Back to reality I guess.  I was told to go start up the bus  and make sure it was going to run (the temperature dropped pretty significantly this weekend).  It started right up.  Darn it.  I owe I owe- it’s off to work I go.  

 

Saturday, November 29, 2025

A little bit of my Thanksgiving brain

 

I have been deep in thought this Thanksgiving.  It has been weird for me. Tying to  be thankful, trying to count my blessings, trying to carry on tradition while also feeling a deep sense of sorrow at the empty seat that I can’t help but notice at our table this year. 
It is hard to grieve and feel blessed in the same timeframe for me.  I feel guilt at being the one who gets to carry on. At being left here to know my grandkids, and to be the one who gets to watch Clayton grow.   I’m feeling a little bit angry over the fact that I don’t feel like Eric’s life here should be over. But the problem is that those aren’t my decisions to make.  I don’t get to have any power over when people are born or when people die.  And I guess we are supposed to just accept it in blind faith. But I can’t accept it.  I can’t just say oh gee this is somehow God’s will and I am good with it.  Circle back to guilt.  Death is weird. It is messy and emotional and frustrating and filled with all the what if’s and the shoulda couldas.  And you cannot shut it off.  And about the time you think you have mastered your thoughts on it, bedtime hits and you lay there with your brain in the dark of night starting the whole thing over again. I can’t forget.  I can’t not be there for Clayton and my parents. I can’t not carry on traditions for my own kids and grandkids. I don’t want to stop living my life in a thankful way. Because I knew my brother. I know how life threw crap at him and yet he was never really angry, he expressed his anger in deep sorrow, and I think he would be very sad if we just stopped living because he was gone.  And I like to think he is with my grandparents and all my other relatives who have gone before us.  I hope they celebrate holidays playing  cards, and too many people,  and too much food and a few drinks  the way we always have.  I hope he is happy somewhere. Somehow. 

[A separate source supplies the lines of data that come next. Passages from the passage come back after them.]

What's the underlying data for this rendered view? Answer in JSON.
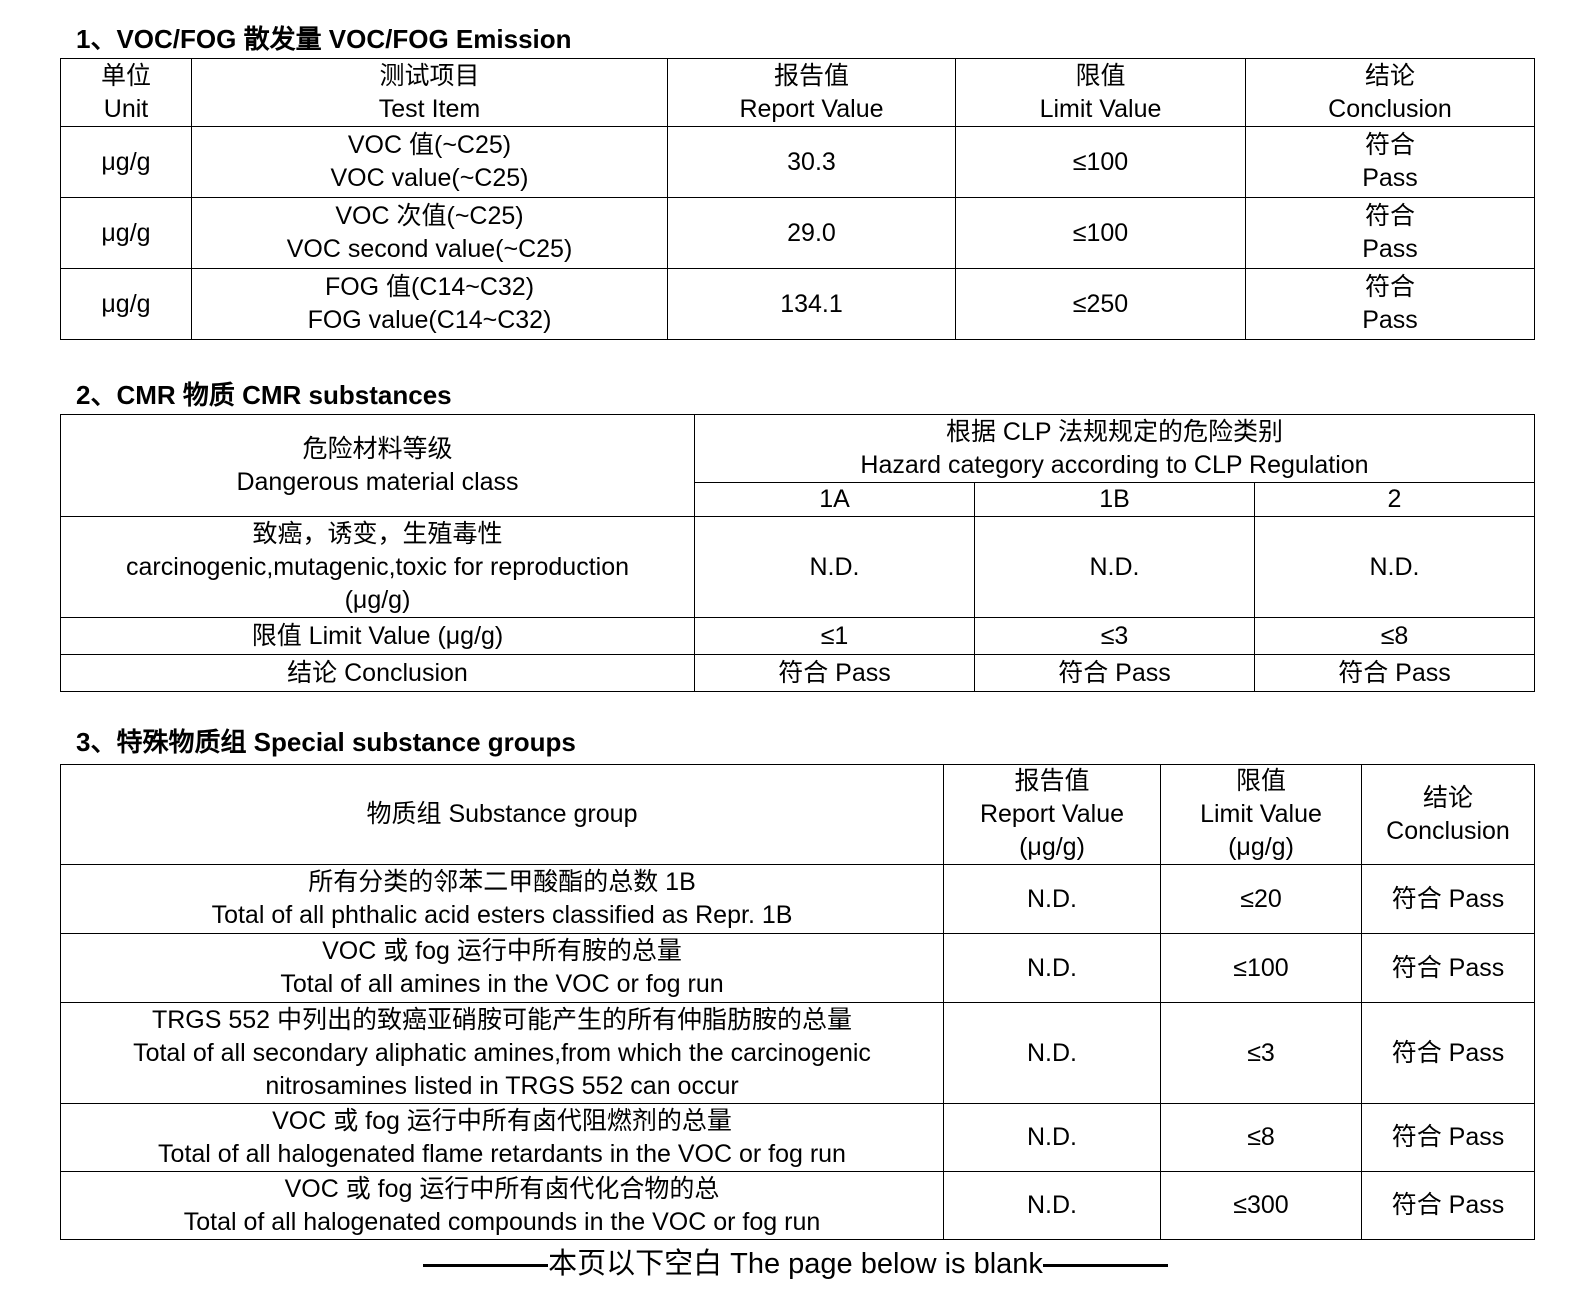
{
  "section1": {
    "title": "1、VOC/FOG 散发量 VOC/FOG Emission",
    "headers": [
      [
        "单位",
        "Unit"
      ],
      [
        "测试项目",
        "Test Item"
      ],
      [
        "报告值",
        "Report Value"
      ],
      [
        "限值",
        "Limit Value"
      ],
      [
        "结论",
        "Conclusion"
      ]
    ],
    "rows": [
      {
        "unit": "μg/g",
        "item_cn": "VOC 值(~C25)",
        "item_en": "VOC value(~C25)",
        "report": "30.3",
        "limit": "≤100",
        "concl_cn": "符合",
        "concl_en": "Pass"
      },
      {
        "unit": "μg/g",
        "item_cn": "VOC 次值(~C25)",
        "item_en": "VOC second value(~C25)",
        "report": "29.0",
        "limit": "≤100",
        "concl_cn": "符合",
        "concl_en": "Pass"
      },
      {
        "unit": "μg/g",
        "item_cn": "FOG 值(C14~C32)",
        "item_en": "FOG value(C14~C32)",
        "report": "134.1",
        "limit": "≤250",
        "concl_cn": "符合",
        "concl_en": "Pass"
      }
    ]
  },
  "section2": {
    "title": "2、CMR 物质 CMR substances",
    "class_cn": "危险材料等级",
    "class_en": "Dangerous material class",
    "hazard_cn": "根据 CLP 法规规定的危险类别",
    "hazard_en": "Hazard category according to CLP Regulation",
    "categories": [
      "1A",
      "1B",
      "2"
    ],
    "cmr_cn": "致癌，诱变，生殖毒性",
    "cmr_en": "carcinogenic,mutagenic,toxic for reproduction",
    "cmr_unit": "(μg/g)",
    "cmr_values": [
      "N.D.",
      "N.D.",
      "N.D."
    ],
    "limit_label": "限值 Limit Value (μg/g)",
    "limits": [
      "≤1",
      "≤3",
      "≤8"
    ],
    "conclusion_label": "结论 Conclusion",
    "conclusions": [
      "符合 Pass",
      "符合 Pass",
      "符合 Pass"
    ]
  },
  "section3": {
    "title": "3、特殊物质组 Special substance groups",
    "headers": {
      "group": "物质组 Substance group",
      "report": [
        "报告值",
        "Report Value",
        "(μg/g)"
      ],
      "limit": [
        "限值",
        "Limit Value",
        "(μg/g)"
      ],
      "conclusion": [
        "结论",
        "Conclusion"
      ]
    },
    "rows": [
      {
        "lines": [
          "所有分类的邻苯二甲酸酯的总数  1B",
          "Total of all phthalic acid esters classified as Repr. 1B"
        ],
        "report": "N.D.",
        "limit": "≤20",
        "conclusion": "符合 Pass"
      },
      {
        "lines": [
          "VOC 或 fog 运行中所有胺的总量",
          "Total of all amines in the VOC or fog run"
        ],
        "report": "N.D.",
        "limit": "≤100",
        "conclusion": "符合 Pass"
      },
      {
        "lines": [
          "TRGS 552 中列出的致癌亚硝胺可能产生的所有仲脂肪胺的总量",
          "Total of all secondary aliphatic amines,from which the carcinogenic",
          "nitrosamines listed in TRGS 552 can occur"
        ],
        "report": "N.D.",
        "limit": "≤3",
        "conclusion": "符合 Pass"
      },
      {
        "lines": [
          "VOC 或 fog 运行中所有卤代阻燃剂的总量",
          "Total of all halogenated flame retardants in the VOC or fog run"
        ],
        "report": "N.D.",
        "limit": "≤8",
        "conclusion": "符合 Pass"
      },
      {
        "lines": [
          "VOC 或 fog 运行中所有卤代化合物的总",
          "Total of all halogenated compounds in the VOC or fog run"
        ],
        "report": "N.D.",
        "limit": "≤300",
        "conclusion": "符合 Pass"
      }
    ]
  },
  "footer": "本页以下空白 The page below is blank"
}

When Covid got bad people kept saying  “this is our new normal” and honestly that phrase pissed me off like nothing else about it did.  But now I keep thinking this is our new normal. And it still pisses me off.  I don’t like new normal.  I want things the way they have always been. I was am exceptionally lucky person,  to grow up the way I did. Surrounded by people who loved me.  To marry a man who loves me and our kids. Always with enough.  And I have worked really hard to make sure my own kids have enough.  Enough love. Enough of our attention. Enough food and warmth and the right supplies and clothes for whatever was happening.   And in a world where I have been this privileged, I think I am not very good at accepting when things aren’t perfect.  An inadequacy of mine. Something to work on I guess.  At the end of my days, I hope I will be judged for the effort put in, and not the results of my actions. 






Also this Thanksgiving, I have been saying some extra prayers for my friend Grace and her husband James.  He was diagnosed with leukemia.  He is spending the holidays in the hospital.  The type of leukemia he has is very aggressive, but also very treatable as long as you find it early, and treat it aggressively.  It is hard to have loved ones be sick and in the hospital, and it is hard to think about any outcome that is not positive.  I am praying for both of them, and for healing for James.  



Everything is worth  it when I sit beside all of my people and see how much love there is surrounding us.